Les suicides n'ont pas augmenté, une enquête nationale révélant que la crise n'avait qu'un très faible impact sur le moral de la population. Les explications proposées sont de natures très diverses. Premièrement, "l'Islande a décidé d'investir dans sa protection sociale, et a couplé les mesures d'investissements à une incitation au retour à l'emploi." Par ailleurs, la récession a eu un effet direct sur la qualité du régime alimentaire des Islandais. La principale entreprise de fast-food a quitté le pays "du fait de l'explosion des coûts d'importation des oignons et des tomates (les ingrédients les plus coûteux entrant dans la composition des hamburgers). Les Islandais ont recommencé à cuisiner chez eux, et notamment du poisson, stimulant le revenu national issu de l'industrie de la pêche." Les auteurs notent en substance que la récession a enfin permis de resserrer les liens de solidarité entre Islandais, "plus que jamais unis dans la crise".
Des leçons pour l'avenir ?
Les auteurs souhaitent que l'analyse de la situation actuelle, initiée par leur travail, permette de tirer des leçons concrètes pour le futur.
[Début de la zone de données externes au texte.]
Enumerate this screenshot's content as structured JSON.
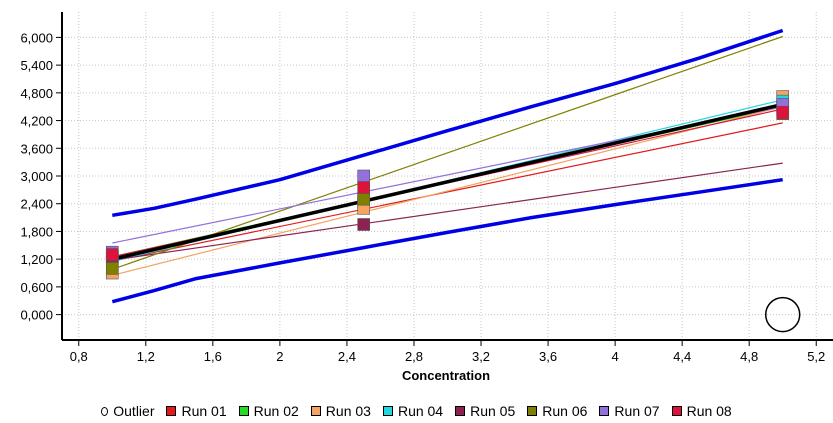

Toutes spécificités nationales prises en compte, les exemples actuels "[démontrent que] des mécanismes de protection sociale solides, qu'ils soient formels ou informels, parviennent à amenuiser certains effets négatifs de la récession sur la santé, parmi lesquels les suicides. […] Les mesures d'austérité peuvent exacerber l'effet à court terme de la crise sur la santé publique. Les coupes budgétaires, de même que l'augmentation des coûts de la protection sociale, réduisent directement les possibilités d'accès aux soins."
L'article du Lancet s'achève sur une note à la fois amère et accusatoire. Selon eux, trop de ministres de la Santé se sont tenus à distance respectueuse du débat sur les politiques d'austérité. En outre "le directeur général chargé de la santé […] de la Commission européenne, en dépit de l'obligation légale qui lui est faite d'examiner les conséquences des politiques européennes sur la santé, ne l'a pas fait [pour les pactes austérité imposés par l'Union européenne et le FMI], conseillant simplement les différents ministères de la Santé des pays membres sur la façon de couper dans les dépenses."
"[Certaines organisations issues de la société civile] se sont prononcées sur les effets des coupes budgétaires en matière de santé […]. Reste à savoir si quelqu'un les écoutera."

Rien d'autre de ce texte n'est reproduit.